People who have survived this sort of behaviour are often really, really sensitive about being referred to as children. Even if you talk about their age in a way that would be ok for most abled people – like calling them “young at heart” – some people will be really upset by this, because it’s too close to home, and too many people have hurt them by genuinely treating them like children.

Not everyone who is disabled has been through this specific set of experiences. I haven’t, and so I don’t really mind when people point out things I do that are a little bit childish, or ways in which I seem young. But I’m pretty lucky not to have had those experiences.

Moreover, when you’re writing a story, you have to think not just about who will be upset, but about what narratives you are reinforcing. If you describe disabled characters in a way that could make people think they are really more like children than adults, then you are in danger of reinforcing the Disabled People Are Children narrative.
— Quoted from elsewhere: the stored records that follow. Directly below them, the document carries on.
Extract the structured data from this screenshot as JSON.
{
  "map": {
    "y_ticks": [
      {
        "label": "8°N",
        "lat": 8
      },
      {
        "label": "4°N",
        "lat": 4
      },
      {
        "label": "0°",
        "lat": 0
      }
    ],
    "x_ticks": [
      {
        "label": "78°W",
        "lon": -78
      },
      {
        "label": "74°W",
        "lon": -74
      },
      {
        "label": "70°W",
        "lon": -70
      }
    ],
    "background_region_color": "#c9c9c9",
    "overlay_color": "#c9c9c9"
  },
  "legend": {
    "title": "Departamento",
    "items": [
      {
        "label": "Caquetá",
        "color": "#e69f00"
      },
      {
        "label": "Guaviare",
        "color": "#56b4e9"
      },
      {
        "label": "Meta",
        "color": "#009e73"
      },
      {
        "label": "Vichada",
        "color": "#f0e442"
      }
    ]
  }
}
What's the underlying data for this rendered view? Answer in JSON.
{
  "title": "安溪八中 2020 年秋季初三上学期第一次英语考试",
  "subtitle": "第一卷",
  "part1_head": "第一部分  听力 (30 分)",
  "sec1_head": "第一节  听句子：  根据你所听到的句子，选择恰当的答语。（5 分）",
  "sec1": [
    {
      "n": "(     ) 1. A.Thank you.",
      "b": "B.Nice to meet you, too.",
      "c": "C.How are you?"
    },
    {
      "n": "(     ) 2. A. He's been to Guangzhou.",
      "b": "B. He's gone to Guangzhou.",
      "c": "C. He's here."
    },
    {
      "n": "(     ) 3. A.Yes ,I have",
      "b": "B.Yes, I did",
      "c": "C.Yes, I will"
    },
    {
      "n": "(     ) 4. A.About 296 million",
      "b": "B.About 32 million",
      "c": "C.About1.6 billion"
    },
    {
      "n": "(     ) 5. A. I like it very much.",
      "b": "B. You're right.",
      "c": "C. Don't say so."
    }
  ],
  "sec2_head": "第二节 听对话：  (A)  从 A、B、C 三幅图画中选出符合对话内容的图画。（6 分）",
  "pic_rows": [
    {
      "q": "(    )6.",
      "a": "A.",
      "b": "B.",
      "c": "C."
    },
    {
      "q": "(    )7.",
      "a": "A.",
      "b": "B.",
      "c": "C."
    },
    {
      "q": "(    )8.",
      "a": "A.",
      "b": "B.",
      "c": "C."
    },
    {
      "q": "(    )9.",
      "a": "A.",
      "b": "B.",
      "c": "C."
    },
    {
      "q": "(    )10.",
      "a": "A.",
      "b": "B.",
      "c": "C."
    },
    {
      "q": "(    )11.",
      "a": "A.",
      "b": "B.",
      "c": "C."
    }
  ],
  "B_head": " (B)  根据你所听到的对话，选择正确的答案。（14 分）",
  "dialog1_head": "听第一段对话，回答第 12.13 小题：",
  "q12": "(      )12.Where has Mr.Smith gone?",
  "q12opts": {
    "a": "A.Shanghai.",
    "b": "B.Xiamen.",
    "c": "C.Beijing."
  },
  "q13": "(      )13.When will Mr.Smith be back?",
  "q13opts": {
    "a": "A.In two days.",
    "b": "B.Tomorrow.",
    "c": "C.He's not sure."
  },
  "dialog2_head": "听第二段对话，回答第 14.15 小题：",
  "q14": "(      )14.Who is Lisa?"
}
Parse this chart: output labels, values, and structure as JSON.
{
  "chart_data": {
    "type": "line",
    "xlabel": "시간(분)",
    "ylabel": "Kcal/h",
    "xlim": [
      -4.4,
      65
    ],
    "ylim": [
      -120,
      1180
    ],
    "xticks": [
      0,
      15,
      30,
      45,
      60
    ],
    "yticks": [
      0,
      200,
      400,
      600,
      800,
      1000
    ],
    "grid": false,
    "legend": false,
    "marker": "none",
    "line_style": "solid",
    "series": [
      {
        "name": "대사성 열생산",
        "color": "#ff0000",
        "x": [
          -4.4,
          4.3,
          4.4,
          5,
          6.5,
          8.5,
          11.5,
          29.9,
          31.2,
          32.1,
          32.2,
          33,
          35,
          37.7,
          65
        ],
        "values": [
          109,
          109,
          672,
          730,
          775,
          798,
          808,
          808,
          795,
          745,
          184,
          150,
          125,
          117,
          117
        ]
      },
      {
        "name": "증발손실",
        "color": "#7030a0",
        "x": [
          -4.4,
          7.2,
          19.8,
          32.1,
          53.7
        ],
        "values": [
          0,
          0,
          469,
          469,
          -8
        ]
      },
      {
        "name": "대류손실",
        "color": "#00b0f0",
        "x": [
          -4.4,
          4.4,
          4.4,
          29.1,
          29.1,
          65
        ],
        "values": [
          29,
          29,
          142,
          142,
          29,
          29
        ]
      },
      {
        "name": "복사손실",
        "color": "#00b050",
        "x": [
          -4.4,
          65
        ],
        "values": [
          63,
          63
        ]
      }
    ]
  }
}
Ways of doing this include:

  • Directly describing your disabled characters as childish, or as “like children”
  • Describing your disabled characters in ways that are usually only used for children, like by calling them little and cute a lot
  • Uncritically using concepts like “mental age” that are used to reinforce the Disabled People Are Children narrative in real life
  • Showing abled characters treating your disabled characters like children, and not clearly showing why this isn’t okay
  • Drawing excessive attention to childlike, youthful, or immature mannerisms in a disabled character
  • Drawing excessive attention to childlike interests and behaviours, such as playing with toys, and not also showing that the disabled person has grown-up interests, too. (It’s okay for grown-ups to play with toys! And abled grown-ups can do this too! But if it is written carelessly with a disabled character, it can be used as a shorthand for the character being “really a child”, and that’s not okay. If you don’t understand the distinction here, you might want to steer clear of it for now.)
  • Assuming that a disabled character can’t understand their situation well enough to make their own decisions

All of these things can be considered infantilization, and they’re not good ideas.

The bottom line is that disabled grown-ups are grown-ups, and they should be treated that way. If you’re not giving them every bit as much respect as you would give an abled grown-up, you’re probably doing it wrong.